12 years ago the Raiders were still in Oakland as were the Warriors so that was a totally different scenario. Both are gone soon. There was only enough land to develop to keep 1 team. With no tax dollars being available and 3 teams the city/previous mayors like Quan were paralyzed on what to do/which team to pick. Once the Warriors figured out they could privately finance a San Francisco arena they were gone and there was nothing Oakland could do. The Warriors are doing something never seen outside the NFL with the new arena. They are selling PSL's.

Warriors unveil personal seat licenses for Chase Arena: Interest-free loans or good investment?

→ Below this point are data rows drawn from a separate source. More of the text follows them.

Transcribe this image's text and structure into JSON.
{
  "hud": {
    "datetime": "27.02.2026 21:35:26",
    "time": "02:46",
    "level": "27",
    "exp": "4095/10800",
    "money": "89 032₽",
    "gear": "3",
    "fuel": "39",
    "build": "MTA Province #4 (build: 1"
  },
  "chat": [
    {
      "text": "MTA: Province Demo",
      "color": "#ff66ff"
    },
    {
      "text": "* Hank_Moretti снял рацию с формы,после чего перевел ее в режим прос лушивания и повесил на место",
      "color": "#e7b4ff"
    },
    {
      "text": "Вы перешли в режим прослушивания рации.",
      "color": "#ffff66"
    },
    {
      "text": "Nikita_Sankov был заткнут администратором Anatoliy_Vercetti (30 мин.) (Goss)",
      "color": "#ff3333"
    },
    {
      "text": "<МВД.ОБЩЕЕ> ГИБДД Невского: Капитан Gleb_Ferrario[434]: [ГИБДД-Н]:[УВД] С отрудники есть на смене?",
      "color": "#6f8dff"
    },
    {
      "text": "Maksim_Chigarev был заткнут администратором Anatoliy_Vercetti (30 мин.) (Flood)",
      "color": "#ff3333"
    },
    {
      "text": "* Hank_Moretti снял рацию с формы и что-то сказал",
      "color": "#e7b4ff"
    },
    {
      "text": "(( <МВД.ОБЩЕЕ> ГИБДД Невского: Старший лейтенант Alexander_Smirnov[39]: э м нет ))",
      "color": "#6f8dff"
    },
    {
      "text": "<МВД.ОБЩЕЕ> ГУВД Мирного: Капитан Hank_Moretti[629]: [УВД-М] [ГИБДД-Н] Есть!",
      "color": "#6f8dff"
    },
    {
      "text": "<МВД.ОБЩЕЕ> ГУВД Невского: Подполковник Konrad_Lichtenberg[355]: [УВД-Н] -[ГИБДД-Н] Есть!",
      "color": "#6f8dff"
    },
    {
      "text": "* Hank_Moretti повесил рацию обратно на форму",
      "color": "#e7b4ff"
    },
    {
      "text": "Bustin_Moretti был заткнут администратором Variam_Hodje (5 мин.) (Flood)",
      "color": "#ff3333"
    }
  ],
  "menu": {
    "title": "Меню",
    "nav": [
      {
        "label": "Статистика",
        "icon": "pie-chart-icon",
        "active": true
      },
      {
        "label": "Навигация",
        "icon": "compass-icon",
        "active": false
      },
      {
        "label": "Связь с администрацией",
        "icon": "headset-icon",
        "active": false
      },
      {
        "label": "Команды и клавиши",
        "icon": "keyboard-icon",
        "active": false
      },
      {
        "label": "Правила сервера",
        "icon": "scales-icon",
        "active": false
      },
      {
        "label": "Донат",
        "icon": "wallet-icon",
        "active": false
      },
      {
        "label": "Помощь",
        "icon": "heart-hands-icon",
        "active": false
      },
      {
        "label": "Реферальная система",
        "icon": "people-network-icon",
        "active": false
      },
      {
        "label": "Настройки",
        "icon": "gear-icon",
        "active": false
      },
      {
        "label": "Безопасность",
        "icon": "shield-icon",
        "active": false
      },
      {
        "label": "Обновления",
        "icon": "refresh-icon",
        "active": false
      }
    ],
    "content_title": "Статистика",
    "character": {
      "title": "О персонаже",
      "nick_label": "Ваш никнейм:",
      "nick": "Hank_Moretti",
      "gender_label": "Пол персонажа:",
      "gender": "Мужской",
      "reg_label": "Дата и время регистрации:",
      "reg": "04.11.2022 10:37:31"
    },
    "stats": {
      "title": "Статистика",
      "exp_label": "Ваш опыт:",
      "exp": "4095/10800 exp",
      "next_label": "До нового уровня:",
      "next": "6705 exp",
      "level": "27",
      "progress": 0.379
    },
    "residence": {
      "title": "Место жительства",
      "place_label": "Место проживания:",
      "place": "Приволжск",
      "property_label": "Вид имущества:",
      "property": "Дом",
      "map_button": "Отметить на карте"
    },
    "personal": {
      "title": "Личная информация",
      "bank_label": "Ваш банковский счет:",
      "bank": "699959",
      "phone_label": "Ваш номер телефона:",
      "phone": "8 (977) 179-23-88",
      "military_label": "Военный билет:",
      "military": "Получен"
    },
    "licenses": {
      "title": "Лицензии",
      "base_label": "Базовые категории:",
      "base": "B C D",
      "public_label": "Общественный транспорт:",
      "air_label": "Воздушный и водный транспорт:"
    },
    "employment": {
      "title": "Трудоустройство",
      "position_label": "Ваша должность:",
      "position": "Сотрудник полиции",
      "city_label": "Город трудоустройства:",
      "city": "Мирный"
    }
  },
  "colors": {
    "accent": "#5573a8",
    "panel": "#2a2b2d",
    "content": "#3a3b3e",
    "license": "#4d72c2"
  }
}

So it became Raiders vs. A's. Libby Schaff the current mayor wasn't afraid to pick a team unlike previous mayors. She was for the 81 home games(and no tax $$$) vs. the 8 for football(and $400M going to the Raiders). The A's now have the site to themselves to develop. If they choose Howard Terminal they are going to do additional development on that.

The A's recently hired 2 architects one to design a park and another for the water front development if Howard Terminal is chosen.

Oakland A's hire design-forward architect to oversee new ballpark

The A's are being phased out of revenue sharing. MLB's 15 biggest markets demographically are not eligible for revenue sharing but the A's were allowed to have revenue sharing until a new park opened. MLB ended it last CBA regardless or a new park or not.

A's being phased out of revenue sharing, so ballpark urgency

This is why there is so much urgency to open a park in 2023 besides things breaking there way with the Raiders leaving.